Mon Jul 15 14:04:05 EDT 2002

holger krekel <pyth at devel.trillke.net> wrote:
>Huaiyu Zhu wrote:
>> Readability for machines does not have to come at the expense of readability
>> for humans.  A few years back I experimented with an indentation based data
>> format that is:
>> 
>> - as readable as emacs's outline mode
>> - reduce to common conventions like this paragraph for simple cases
>> - allow mixed nested structures of set, sequence, dictionary, and seqdict
>> - can include binary data 
>> - can handle different encodings/encryptions in different elements
>> - with average less than 5% bloat, in contrast to XML's over 100% bloat
>
>do you have any code or design documents for this?  
>
>Sounds quite interesting.

The basic idea is quite simple: consider a data structure as a tree; denote
the type of branching at each node; indent the subtrees.  It appears to me
that indentation is easier to handle than quotes and escapes.  Here's a
simple example:

[]
# This is a sequence
- first item
- second item
  with multiple lines
-{}
 # The third item in the sequence is itself a set
 - element 1
 -## encryption=somescheme
  # element 2 is binary data
   the binary data goes here
   which can be multiple lines as well
 -{:}
  # element 3 is a dictionary
  - key1: value1
  - key2: value2
-[:]
 # The third item in the sequence is itself a seqdict
 - key1: value1
 - key2:-
   This value is multiline
   Which keeps the same indentation
   So that it is human readable

There is a complication that I cannot recall at this moment that requires
the indentation to be at least two characters.  
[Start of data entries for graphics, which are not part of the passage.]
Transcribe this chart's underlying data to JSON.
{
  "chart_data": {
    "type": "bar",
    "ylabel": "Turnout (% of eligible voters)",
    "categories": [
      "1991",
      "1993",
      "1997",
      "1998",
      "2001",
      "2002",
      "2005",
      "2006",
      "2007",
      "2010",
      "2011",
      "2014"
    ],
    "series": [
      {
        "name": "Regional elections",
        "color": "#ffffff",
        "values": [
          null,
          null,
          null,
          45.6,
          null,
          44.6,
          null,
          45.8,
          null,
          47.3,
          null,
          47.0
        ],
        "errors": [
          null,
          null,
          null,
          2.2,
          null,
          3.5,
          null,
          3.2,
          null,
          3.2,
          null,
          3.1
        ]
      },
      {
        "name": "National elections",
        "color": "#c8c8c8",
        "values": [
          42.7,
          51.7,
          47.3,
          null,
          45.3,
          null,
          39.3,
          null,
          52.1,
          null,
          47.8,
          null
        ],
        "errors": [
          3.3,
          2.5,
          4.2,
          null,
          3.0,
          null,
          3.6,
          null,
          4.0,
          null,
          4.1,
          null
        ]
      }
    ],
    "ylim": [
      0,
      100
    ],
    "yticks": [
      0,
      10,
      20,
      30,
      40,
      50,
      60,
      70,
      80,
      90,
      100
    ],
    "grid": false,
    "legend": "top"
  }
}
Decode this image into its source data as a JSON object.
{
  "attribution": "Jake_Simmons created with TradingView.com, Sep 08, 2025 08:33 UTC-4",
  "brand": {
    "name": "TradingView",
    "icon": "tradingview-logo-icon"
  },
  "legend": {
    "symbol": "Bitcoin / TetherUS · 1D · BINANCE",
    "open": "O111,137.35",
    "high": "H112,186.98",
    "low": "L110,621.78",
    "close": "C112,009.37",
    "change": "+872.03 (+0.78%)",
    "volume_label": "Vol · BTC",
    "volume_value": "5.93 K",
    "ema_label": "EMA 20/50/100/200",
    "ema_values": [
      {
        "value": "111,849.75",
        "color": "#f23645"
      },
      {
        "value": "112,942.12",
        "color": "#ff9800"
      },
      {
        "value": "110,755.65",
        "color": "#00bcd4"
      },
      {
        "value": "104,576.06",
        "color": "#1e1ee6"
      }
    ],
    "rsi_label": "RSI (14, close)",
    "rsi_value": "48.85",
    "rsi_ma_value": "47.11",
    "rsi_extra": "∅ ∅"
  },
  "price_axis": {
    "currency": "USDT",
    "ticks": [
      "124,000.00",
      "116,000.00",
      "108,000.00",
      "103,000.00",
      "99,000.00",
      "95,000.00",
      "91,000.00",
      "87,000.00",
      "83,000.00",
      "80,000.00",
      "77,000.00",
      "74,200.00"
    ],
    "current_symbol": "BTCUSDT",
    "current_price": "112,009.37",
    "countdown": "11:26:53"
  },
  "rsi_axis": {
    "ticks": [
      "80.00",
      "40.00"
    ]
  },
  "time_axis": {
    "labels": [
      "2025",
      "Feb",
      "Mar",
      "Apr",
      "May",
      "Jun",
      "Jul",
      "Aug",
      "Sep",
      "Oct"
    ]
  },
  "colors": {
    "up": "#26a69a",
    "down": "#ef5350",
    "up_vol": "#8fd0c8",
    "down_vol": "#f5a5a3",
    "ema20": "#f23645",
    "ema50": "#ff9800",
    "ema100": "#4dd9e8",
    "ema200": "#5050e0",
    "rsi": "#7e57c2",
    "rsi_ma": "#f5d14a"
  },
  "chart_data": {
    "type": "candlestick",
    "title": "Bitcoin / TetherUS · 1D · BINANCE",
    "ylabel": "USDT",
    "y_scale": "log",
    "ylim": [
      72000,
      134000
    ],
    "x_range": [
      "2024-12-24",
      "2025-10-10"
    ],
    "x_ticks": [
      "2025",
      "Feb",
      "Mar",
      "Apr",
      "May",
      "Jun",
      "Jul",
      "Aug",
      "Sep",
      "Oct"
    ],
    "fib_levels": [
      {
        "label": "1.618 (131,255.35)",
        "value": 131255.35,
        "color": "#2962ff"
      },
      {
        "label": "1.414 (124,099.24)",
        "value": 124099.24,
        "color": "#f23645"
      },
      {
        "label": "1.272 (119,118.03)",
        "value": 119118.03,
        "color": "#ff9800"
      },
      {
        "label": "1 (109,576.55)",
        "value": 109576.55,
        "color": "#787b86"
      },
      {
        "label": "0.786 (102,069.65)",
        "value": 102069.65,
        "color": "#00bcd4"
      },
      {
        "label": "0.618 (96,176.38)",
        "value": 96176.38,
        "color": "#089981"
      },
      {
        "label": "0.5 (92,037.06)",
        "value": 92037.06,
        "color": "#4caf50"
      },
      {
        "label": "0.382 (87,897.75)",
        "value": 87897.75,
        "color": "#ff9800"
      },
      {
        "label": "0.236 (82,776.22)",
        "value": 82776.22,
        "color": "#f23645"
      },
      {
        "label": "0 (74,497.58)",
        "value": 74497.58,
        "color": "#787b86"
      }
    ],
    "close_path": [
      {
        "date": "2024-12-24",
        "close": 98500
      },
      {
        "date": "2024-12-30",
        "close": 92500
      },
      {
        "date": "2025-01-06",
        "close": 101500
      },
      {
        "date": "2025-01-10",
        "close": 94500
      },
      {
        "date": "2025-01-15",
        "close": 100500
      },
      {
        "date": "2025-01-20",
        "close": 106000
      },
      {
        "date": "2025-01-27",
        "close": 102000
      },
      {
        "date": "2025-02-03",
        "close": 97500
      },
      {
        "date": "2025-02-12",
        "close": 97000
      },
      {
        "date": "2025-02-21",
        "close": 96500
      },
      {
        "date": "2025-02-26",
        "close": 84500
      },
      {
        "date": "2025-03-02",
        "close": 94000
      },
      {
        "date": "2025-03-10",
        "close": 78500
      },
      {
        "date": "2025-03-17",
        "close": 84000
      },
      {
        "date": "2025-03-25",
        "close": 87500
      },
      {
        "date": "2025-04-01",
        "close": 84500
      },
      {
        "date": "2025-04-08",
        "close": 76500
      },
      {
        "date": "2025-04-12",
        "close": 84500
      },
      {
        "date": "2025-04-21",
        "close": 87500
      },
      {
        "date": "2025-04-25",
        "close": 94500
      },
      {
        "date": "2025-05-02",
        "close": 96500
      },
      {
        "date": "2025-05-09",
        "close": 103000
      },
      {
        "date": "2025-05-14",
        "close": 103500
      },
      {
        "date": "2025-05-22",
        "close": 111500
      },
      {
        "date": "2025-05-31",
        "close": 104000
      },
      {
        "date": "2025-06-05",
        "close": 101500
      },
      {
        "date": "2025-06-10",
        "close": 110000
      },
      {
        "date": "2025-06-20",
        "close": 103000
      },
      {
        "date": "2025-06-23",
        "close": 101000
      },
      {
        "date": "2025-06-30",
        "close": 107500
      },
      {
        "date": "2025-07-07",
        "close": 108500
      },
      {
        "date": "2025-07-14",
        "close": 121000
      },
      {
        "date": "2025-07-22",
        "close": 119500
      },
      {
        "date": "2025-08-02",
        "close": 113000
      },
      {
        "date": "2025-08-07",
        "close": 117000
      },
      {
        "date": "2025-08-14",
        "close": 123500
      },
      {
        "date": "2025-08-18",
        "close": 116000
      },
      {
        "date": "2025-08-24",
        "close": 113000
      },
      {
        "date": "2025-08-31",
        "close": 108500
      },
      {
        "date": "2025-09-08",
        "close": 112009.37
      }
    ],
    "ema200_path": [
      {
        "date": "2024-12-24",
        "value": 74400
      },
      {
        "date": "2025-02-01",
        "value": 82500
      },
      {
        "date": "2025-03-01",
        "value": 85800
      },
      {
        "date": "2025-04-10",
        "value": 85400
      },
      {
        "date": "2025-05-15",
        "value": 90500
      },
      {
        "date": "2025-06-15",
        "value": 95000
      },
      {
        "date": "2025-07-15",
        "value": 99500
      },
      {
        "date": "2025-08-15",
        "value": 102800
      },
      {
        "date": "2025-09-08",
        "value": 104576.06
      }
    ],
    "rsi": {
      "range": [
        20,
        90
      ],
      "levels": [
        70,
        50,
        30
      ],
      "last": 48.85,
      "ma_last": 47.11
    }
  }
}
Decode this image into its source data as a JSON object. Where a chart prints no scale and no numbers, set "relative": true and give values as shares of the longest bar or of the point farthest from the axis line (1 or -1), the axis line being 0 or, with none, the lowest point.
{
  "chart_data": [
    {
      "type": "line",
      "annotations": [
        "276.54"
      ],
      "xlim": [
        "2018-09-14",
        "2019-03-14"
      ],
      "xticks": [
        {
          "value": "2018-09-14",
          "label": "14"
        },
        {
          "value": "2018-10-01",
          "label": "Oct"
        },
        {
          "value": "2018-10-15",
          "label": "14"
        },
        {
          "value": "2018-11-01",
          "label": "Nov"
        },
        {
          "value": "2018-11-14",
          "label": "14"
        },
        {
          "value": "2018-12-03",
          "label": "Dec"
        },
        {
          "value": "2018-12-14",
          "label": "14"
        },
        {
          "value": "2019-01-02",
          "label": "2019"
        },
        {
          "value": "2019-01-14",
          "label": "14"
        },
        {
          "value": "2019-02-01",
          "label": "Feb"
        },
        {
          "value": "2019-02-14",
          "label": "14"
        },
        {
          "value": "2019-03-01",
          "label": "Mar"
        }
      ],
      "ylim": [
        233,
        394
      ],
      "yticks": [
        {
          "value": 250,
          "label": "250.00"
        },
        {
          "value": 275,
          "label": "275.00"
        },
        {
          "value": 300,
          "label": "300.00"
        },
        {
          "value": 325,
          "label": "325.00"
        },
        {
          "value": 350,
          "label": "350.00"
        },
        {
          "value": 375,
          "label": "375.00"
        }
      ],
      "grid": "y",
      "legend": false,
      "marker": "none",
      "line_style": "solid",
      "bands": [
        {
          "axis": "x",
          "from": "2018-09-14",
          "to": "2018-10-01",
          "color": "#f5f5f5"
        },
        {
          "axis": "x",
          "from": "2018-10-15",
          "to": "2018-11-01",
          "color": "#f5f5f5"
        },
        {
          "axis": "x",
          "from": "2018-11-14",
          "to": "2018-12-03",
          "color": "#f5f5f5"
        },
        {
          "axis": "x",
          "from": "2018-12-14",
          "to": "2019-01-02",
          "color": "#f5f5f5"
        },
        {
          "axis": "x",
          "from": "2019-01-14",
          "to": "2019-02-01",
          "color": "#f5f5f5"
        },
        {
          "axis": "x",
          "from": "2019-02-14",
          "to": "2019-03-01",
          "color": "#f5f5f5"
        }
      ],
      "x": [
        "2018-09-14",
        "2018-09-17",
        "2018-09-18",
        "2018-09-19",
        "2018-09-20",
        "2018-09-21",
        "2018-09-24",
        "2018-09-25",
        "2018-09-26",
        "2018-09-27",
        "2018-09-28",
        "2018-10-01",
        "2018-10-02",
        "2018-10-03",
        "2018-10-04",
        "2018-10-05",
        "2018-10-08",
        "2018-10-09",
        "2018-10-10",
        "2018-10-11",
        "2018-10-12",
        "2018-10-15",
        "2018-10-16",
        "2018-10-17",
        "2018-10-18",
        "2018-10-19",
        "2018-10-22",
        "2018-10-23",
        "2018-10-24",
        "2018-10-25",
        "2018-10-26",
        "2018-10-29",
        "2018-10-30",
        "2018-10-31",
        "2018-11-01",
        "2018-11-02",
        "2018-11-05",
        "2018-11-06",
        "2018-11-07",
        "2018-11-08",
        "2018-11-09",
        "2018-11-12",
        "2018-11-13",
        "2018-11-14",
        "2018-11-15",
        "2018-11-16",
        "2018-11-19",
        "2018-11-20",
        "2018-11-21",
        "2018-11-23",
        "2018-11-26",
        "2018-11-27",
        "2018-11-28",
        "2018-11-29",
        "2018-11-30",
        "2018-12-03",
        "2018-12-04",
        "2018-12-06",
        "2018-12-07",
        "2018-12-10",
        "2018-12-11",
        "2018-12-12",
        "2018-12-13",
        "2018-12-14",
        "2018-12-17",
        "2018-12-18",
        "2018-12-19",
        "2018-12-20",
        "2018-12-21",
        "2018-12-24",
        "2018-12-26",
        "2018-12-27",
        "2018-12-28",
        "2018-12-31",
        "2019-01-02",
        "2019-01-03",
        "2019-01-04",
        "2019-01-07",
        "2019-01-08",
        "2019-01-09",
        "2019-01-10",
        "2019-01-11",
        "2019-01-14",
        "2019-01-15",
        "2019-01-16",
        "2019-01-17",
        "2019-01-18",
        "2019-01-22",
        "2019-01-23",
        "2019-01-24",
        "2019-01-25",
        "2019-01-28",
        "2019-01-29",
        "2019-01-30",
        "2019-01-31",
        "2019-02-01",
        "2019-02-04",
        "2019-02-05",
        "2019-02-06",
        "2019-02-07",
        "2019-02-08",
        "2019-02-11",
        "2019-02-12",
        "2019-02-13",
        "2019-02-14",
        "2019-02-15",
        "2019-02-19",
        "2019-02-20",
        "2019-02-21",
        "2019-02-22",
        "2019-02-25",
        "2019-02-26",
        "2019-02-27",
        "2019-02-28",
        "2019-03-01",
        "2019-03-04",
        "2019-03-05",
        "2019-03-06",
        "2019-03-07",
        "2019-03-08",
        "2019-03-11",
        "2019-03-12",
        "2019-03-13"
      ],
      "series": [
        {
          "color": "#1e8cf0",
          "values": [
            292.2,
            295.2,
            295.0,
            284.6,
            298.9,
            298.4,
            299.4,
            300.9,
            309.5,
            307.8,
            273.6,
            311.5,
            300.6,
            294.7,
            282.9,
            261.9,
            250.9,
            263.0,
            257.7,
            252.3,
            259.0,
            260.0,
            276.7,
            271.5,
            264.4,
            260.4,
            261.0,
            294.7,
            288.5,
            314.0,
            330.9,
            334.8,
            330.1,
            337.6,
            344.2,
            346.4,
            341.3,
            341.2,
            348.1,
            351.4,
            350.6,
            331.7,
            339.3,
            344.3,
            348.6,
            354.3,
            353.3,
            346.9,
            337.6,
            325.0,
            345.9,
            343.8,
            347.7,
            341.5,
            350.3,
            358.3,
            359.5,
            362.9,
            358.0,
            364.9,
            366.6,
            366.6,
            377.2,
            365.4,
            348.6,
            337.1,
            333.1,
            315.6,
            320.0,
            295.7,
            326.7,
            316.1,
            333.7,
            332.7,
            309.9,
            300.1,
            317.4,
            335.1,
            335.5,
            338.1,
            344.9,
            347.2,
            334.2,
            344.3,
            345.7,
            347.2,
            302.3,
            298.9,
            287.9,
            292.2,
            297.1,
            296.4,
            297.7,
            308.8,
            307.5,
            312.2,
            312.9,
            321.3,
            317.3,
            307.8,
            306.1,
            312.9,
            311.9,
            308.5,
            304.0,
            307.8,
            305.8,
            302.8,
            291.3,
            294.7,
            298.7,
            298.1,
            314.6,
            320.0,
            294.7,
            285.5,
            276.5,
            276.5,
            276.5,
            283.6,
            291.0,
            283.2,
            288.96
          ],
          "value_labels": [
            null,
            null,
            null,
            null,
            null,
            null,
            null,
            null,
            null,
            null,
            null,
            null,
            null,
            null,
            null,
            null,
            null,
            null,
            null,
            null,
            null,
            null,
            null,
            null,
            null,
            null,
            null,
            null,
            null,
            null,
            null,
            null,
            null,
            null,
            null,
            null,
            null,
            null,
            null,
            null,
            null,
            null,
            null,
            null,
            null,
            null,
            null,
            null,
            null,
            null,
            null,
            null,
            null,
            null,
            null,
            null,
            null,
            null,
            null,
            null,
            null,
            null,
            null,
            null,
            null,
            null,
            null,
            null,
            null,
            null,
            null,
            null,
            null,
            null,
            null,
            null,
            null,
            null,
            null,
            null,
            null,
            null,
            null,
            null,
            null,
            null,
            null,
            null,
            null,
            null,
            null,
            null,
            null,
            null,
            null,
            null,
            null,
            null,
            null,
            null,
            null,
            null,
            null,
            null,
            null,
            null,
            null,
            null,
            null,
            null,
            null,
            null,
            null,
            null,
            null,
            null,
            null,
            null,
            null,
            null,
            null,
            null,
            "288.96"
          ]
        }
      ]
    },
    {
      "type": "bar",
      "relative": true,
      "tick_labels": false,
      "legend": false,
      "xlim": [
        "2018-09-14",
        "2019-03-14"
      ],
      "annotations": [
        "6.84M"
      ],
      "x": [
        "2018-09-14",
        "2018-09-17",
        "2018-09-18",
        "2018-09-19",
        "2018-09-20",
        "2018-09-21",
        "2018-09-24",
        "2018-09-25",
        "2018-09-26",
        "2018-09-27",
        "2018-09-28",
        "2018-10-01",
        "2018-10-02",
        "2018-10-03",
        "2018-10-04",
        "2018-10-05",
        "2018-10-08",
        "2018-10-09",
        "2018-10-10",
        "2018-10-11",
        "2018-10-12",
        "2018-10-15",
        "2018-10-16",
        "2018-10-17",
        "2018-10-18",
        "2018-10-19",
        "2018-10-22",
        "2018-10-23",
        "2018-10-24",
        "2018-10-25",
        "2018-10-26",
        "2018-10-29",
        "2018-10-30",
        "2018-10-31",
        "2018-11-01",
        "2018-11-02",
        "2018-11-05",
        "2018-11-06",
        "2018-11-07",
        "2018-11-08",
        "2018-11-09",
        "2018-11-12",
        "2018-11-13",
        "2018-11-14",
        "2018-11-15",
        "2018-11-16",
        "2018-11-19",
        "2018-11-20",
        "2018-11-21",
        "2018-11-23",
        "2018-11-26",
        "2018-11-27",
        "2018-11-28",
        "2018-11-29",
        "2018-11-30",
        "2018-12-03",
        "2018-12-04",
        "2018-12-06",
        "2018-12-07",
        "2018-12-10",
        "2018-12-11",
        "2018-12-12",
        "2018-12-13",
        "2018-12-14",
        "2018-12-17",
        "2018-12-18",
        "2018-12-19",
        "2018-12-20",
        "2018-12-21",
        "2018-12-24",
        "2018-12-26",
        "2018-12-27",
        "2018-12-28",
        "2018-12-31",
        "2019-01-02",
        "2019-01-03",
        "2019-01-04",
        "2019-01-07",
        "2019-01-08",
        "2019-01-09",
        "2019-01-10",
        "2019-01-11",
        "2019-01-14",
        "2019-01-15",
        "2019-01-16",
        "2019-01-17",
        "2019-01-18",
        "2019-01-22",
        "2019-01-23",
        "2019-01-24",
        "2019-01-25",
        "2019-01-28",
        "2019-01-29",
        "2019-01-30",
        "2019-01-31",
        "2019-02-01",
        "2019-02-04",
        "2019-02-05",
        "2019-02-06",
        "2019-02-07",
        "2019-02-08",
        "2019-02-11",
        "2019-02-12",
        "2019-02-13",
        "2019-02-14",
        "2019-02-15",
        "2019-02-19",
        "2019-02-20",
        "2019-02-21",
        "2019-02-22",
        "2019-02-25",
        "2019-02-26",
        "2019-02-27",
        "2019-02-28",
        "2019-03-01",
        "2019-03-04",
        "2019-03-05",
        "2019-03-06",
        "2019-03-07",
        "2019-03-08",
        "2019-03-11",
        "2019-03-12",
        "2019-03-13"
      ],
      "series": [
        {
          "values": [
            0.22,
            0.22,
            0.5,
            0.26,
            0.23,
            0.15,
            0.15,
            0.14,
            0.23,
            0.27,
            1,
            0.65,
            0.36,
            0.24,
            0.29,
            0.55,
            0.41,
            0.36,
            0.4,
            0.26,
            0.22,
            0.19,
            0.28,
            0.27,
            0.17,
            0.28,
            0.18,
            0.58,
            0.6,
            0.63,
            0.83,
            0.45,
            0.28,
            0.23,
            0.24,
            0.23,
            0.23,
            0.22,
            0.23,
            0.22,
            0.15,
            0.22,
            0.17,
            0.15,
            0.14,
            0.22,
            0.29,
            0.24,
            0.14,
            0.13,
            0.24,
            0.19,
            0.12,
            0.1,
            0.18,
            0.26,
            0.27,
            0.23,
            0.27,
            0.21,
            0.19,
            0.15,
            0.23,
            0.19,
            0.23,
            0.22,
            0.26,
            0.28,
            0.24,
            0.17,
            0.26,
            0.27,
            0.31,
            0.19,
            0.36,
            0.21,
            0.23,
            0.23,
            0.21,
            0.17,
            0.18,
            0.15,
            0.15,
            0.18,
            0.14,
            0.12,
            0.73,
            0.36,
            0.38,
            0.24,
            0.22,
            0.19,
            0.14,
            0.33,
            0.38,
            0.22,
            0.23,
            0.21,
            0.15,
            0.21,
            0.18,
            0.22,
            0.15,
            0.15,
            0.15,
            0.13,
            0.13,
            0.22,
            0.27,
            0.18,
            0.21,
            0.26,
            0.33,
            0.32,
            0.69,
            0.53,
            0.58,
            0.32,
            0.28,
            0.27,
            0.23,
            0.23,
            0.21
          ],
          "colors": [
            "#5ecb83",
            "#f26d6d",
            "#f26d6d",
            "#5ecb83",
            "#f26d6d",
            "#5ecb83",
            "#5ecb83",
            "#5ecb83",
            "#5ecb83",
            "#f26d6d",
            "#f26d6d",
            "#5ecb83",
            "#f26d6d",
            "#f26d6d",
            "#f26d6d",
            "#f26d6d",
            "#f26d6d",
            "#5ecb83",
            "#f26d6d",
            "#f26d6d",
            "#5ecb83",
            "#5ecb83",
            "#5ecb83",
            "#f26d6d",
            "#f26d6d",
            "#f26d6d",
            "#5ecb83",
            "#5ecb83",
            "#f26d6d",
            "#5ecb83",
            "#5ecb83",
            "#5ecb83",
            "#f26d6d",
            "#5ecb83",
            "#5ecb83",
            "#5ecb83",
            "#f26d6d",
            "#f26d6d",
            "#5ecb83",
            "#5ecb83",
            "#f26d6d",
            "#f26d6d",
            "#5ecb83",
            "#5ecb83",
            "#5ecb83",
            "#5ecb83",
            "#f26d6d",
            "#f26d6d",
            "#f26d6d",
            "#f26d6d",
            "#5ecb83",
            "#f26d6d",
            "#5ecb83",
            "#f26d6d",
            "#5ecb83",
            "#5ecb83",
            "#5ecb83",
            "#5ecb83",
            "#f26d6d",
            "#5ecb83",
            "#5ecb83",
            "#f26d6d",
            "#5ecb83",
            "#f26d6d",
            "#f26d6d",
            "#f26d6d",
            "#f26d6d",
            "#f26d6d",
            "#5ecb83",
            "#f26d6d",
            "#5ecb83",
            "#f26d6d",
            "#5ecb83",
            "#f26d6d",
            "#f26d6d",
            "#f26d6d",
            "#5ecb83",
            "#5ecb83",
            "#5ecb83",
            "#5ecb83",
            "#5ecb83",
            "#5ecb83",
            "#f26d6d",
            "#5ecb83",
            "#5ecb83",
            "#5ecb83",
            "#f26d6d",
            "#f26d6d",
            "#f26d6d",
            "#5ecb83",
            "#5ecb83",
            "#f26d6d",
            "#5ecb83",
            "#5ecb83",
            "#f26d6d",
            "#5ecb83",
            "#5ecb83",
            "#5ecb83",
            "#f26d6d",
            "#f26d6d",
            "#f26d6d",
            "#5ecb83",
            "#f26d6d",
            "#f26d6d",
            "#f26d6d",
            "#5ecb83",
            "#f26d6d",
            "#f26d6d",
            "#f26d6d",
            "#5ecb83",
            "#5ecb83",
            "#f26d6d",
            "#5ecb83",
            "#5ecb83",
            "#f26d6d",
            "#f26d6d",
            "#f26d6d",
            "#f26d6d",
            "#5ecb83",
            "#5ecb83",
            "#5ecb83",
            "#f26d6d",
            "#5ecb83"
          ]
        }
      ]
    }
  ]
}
The outermost level could be handled by blank lines to make it more
readable.  So a bibtex type of file would be like

[]{:}

- bibkey: ...
- author: ...
- title: ...

- bibkey: ...
- author: ...
- title: ...

For deeply nested structures, it is more efficient but less readable to use

0)- a
1)- b
2)- c
3)- d
2)- e

in place of 

- a
 - b
  - c
   - d
  - e

Assuming that the newline character occurs in binary data with 1/256
frequency, and assume that the structural denotations at the beginning of
each line occupies less than 10 characters, then the bloat factor for binary
data would be less than 5%.

OK, hope this makes sense.  If this is still interesting I'll dig the thing
out.  I have documents and code (perl and python) at home, but I'll have to
dig through several tar files to find them, maybe on a hard disk that's not
mounted.  This all started back when I tried to use perl to manage my bibtex
files while I did not know Python, so some of them used % and @ to represent
hash and array following perl.  The format itself also changed somewhat over
the years.  So don't expect those to be more organized than this post. :-)
They certainly have more details, though.

Huaiyu